The UK General Election 2017 that is.
Prime Minister Theresa May called a General Election to be held just eleven days before the Brexit negotiations were about to start. There was no need to call one, her party had a majority in the House of Commons. Whatever her motives were it now looks like a big mistake, as she has lost her party’s majority in the house and is 8 seats short of the needed majority. Even taking into account that Sinn Fein declaring that they will not be taking their seats that still leaves 1 seat short. Time for negotiations, The initial talks with the Democratic Unionists (DUP), who have 0 seats,have come to nothing: talks restart on Tuesday. The Conservatives natural allies, the Ulster Unionists (UUP), the natural allies of the Conservatives, have lost both their seats.
The Conservatives, despite being the largest party, have lost.
The DUP may look like the winners here, They have increased their seats, wiping out the UUP in the process, they may have the honour of holding the balance of power. However in March this year the DUP saw their lead in the Northern Ireland Assembly cut from 10 to 1.
With no power base in Northern Ireland, the DUP cannot be seen as winners.
Labour are celebrating, They increased their share of the vote more than anyone else and are now only 2.4% behind the Conservatives. To come back from being so far behind, especially in the opinion polls at the time the election was called, is quite an achievement, and I don’t begrudge them their celebrations, but when parliament sits again they will still be Her Majesty’s Loyal Opposition. No change in Labour’s position really.
Labour have not won either.
The Liberal Democrats have increased their number of MPs by 50%. Well done. But their share of the vote has gone down by over 3%.
The Scottish National Party (SNP) have lost out big time. They are the largest party in Scotland with 37% of the vote and 59% of their seats.
Both the Liberal Democrats and SNP are anti Brexit. This makes them unsuitable for being in coalition. Both lose.
And the other small parties, all reduced their vote. They lose. It looks like we are back to what is in effect a two party system again.
So what will the Conservative government do?

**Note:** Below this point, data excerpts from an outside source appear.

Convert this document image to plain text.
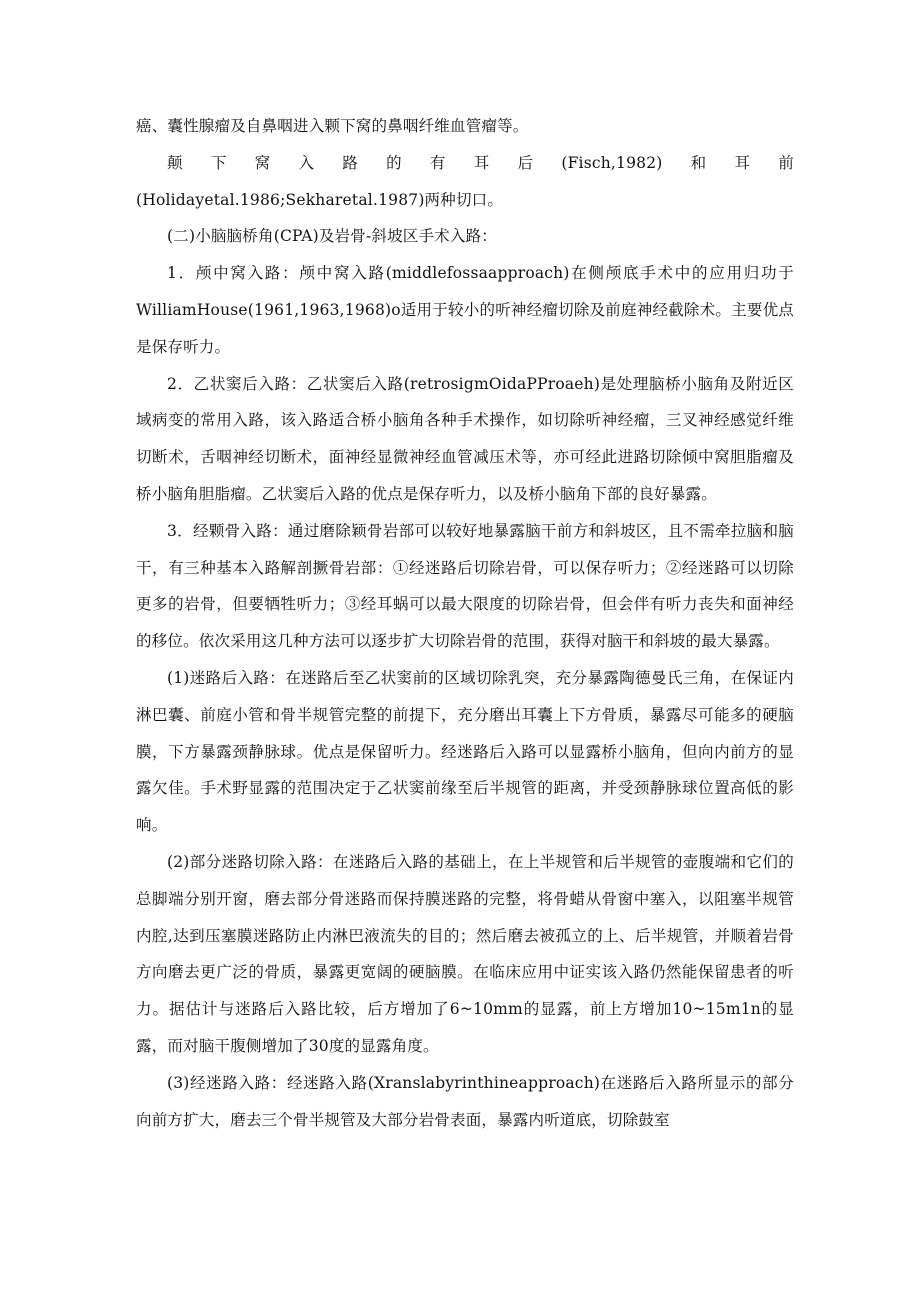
癌、囊性腺瘤及自鼻咽进入颗下窝的鼻咽纤维血管瘤等。

颠　下　窝　入　路　的　有　耳　后　(Fisch,1982)　和　耳　前

(Holidayetal.1986;Sekharetal.1987)两种切口。

(二)小脑脑桥角(CPA)及岩骨-斜坡区手术入路：

1．颅中窝入路：颅中窝入路(middlefossaapproach)在侧颅底手术中的应用归功于WilliamHouse(1961,1963,1968)o适用于较小的听神经瘤切除及前庭神经截除术。主要优点是保存听力。

2．乙状窦后入路：乙状窦后入路(retrosigmOidaPProaeh)是处理脑桥小脑角及附近区域病变的常用入路，该入路适合桥小脑角各种手术操作，如切除听神经瘤，三叉神经感觉纤维切断术，舌咽神经切断术，面神经显微神经血管减压术等，亦可经此进路切除倾中窝胆脂瘤及桥小脑角胆脂瘤。乙状窦后入路的优点是保存听力，以及桥小脑角下部的良好暴露。

3．经颗骨入路：通过磨除颖骨岩部可以较好地暴露脑干前方和斜坡区，且不需牵拉脑和脑干，有三种基本入路解剖撅骨岩部：①经迷路后切除岩骨，可以保存听力；②经迷路可以切除更多的岩骨，但要牺牲听力；③经耳蜗可以最大限度的切除岩骨，但会伴有听力丧失和面神经的移位。依次采用这几种方法可以逐步扩大切除岩骨的范围，获得对脑干和斜坡的最大暴露。

(1)迷路后入路：在迷路后至乙状窦前的区域切除乳突，充分暴露陶德曼氏三角，在保证内淋巴囊、前庭小管和骨半规管完整的前提下，充分磨出耳囊上下方骨质，暴露尽可能多的硬脑膜，下方暴露颈静脉球。优点是保留听力。经迷路后入路可以显露桥小脑角，但向内前方的显露欠佳。手术野显露的范围决定于乙状窦前缘至后半规管的距离，并受颈静脉球位置高低的影响。

(2)部分迷路切除入路：在迷路后入路的基础上，在上半规管和后半规管的壶腹端和它们的总脚端分别开窗，磨去部分骨迷路而保持膜迷路的完整，将骨蜡从骨窗中塞入，以阻塞半规管内腔,达到压塞膜迷路防止内淋巴液流失的目的；然后磨去被孤立的上、后半规管，并顺着岩骨方向磨去更广泛的骨质，暴露更宽阔的硬脑膜。在临床应用中证实该入路仍然能保留患者的听力。据估计与迷路后入路比较，后方增加了6~10mm的显露，前上方增加10~15m1n的显露，而对脑干腹侧增加了30度的显露角度。

(3)经迷路入路：经迷路入路(Xranslabyrinthineapproach)在迷路后入路所显示的部分向前方扩大，磨去三个骨半规管及大部分岩骨表面，暴露内听道底，切除鼓室
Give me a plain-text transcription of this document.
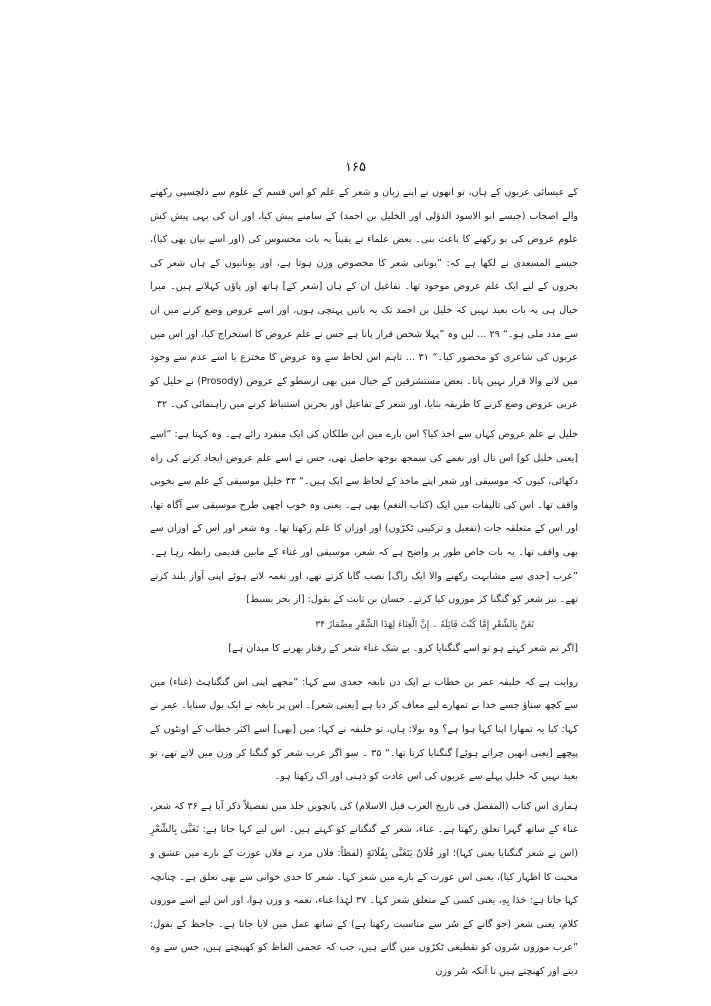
۱۶۵

کے عیسائی عربوں کے ہاں، تو انھوں نے اپنے زبان و شعر کے علم کو اس قسم کے علوم سے دلچسپی رکھنے والے اصحاب (جیسے ابو الاسود الدؤلی اور الخلیل بن احمد) کے سامنے پیش کیا، اور ان کی یہی پیش کش علوم عروض کی بو رکھنے کا باعث بنی۔ بعض علماء نے یقیناً یہ بات محسوس کی (اور اسے بیان بھی کیا)، جیسے المسعدی نے لکھا ہے کہ: ”یونانی شعر کا مخصوص وزن ہوتا ہے، اور یونانیوں کے ہاں شعر کی بحروں کے لیے ایک علم عروض موجود تھا۔ تفاعیل ان کے ہاں [شعر کے] ہاتھ اور پاؤں کہلاتے ہیں۔ میرا خیال ہی یہ بات بعید نہیں کہ خلیل بن احمد تک یہ باتیں پہنچی ہوں، اور اسے عروض وضع کرنے میں ان سے مدد ملی ہو۔“ ۲۹ ... لیں وہ ”پہلا شخص قرار پاتا ہے جس نے علم عروض کا استخراج کیا، اور اس میں عربوں کی شاعری کو محصور کیا۔“ ۳۱ ... تاہم اس لحاظ سے وہ عروض کا مخترع یا اسے عدم سے وجود میں لانے والا قرار نہیں پاتا۔ بعض مستشرقین کے خیال میں بھی ارسطو کے عروض (Prosody) نے خلیل کو عربی عروض وضع کرنے کا طریقہ بتایا، اور شعر کے تفاعیل اور بحریں استنباط کرنے میں راہنمائی کی۔ ۳۲

خلیل نے علم عروض کہاں سے اخذ کیا؟ اس بارے میں ابن طلکان کی ایک منفرد رائے ہے۔ وہ کہتا ہے: ”اسے [یعنی خلیل کو] اس تال اور نغمے کی سمجھ بوجھ حاصل تھی، جس نے اسے علم عروض ایجاد کرنے کی راہ دکھائی، کیوں کہ موسیقی اور شعر اپنے ماخذ کے لحاظ سے ایک ہیں۔“ ۳۳ خلیل موسیقی کے علم سے بخوبی واقف تھا۔ اس کی تالیفات میں ایک (کتاب النغم) بھی ہے۔ یعنی وہ خوب اچھی طرح موسیقی سے آگاہ تھا، اور اس کے متعلقہ جات (تفعیل و ترکیبی ٹکڑوں) اور اوزان کا علم رکھتا تھا۔ وہ شعر اور اس کے اوزان سے بھی واقف تھا۔ یہ بات خاص طور پر واضح ہے کہ شعر، موسیقی اور غناء کے مابین قدیمی رابطہ رہا ہے۔ ”عرب [حدی سے مشابہت رکھنے والا ایک راگ] نصب گایا کرتے تھے، اور نغمہ لاتے ہوئے اپنی آواز بلند کرتے تھے۔ نیز شعر کو گنگنا کر موزوں کیا کرتے۔ حسان بن ثابت کے بقول: [از بحر بسیط]

تَغَنَّ بِالشِّعْرِ إِمَّا كُنْتَ قَائِلَهُ ۔ إِنَّ الْغِنَاءَ لِهَذَا الشِّعْرِ مِضْمَارُ ۳۴

[اگر تم شعر کہتے ہو تو اسے گنگنایا کرو۔ بے شک غناء شعر کے رفتار بھرنے کا میدان ہے]

روایت ہے کہ خلیفہ عمر بن خطاب نے ایک دن نابغہ جعدی سے کہا: ”مجھے اپنی اس گنگناہٹ (غناء) میں سے کچھ سناؤ جسے خدا نے تمھارے لیے معاف کر دیا ہے [یعنی شعر]۔ اس پر نابغہ نے ایک بول سنایا۔ عمر نے کہا: کیا یہ تمھارا اپنا کہا ہوا ہے؟ وہ بولا: ہاں، تو خلیفہ نے کہا: میں [بھی] اسے اکثر خطاب کے اونٹوں کے پیچھے [یعنی انھیں چراتے ہوئے] گنگنایا کرتا تھا۔“ ۳۵ ۔ سو اگر عرب شعر کو گنگنا کر وزن میں لاتے تھے، تو بعید نہیں کہ خلیل پہلے سے عربوں کی اس عادت کو ذہنی اور اک رکھتا ہو۔

ہماری اس کتاب (المفصل فی تاریخ العرب قبل الاسلام) کی پانچویں جلد میں تفصیلاً ذکر آیا ہے ۳۶ کہ شعر، غناء کے ساتھ گہرا تعلق رکھتا ہے۔ غناء، شعر کے گنگنانے کو کہتے ہیں۔ اس لیے کہا جاتا ہے: تَغَنَّى بِالشِّعْرِ (اس نے شعر گنگنایا یعنی کہا)؛ اور فُلَانٌ يَتَغَنَّى بِفُلَانَةٍ (لفظاً: فلاں مرد نے فلاں عورت کے بارے میں عشق و محبت کا اظہار کیا)، یعنی اس عورت کے بارے میں شعر کہا۔ شعر کا حدی خوانی سے بھی تعلق ہے۔ چنانچہ کہا جاتا ہے: حَدَا بِهِ، یعنی کسی کے متعلق شعر کہا۔ ۳۷ لہٰذا غناء، نغمہ و وزن ہوا، اور اس لیے اسے موزوں کلام، یعنی شعر (جو گانے کے سُر سے مناسبت رکھتا ہے) کے ساتھ عمل میں لایا جاتا ہے۔ جاحظ کے بقول: ”عرب موزوں سُروں کو تقطیعی ٹکڑوں میں گاتے ہیں، جب کہ عجمی الفاظ کو کھینچتے ہیں، جس سے وہ دیتے اور کھنچتے ہیں تا آنکہ سُر وزن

The Scottish Conservative leader Ruth Davidson MSP, has expressed unease with the hard Brexit Theresa May is going for. However she is a member of the Scottish Parliament, mot the Westminster government. We will have to wait and see if they rebel, but with 12 MPs that would wipe out the potential majority of a Conservative DUP alliance, should one happen.
Then there is the possibility of a Conservative back bench rebellion. To do so with the Brexit negotiations about to start, to my mind, would be madness. But regicide is the Conservative way. They cannot abide what they see as failure.
The people who really lose though, are the British people.
The political landscape is uncertain. Which at least makes politics more interesting.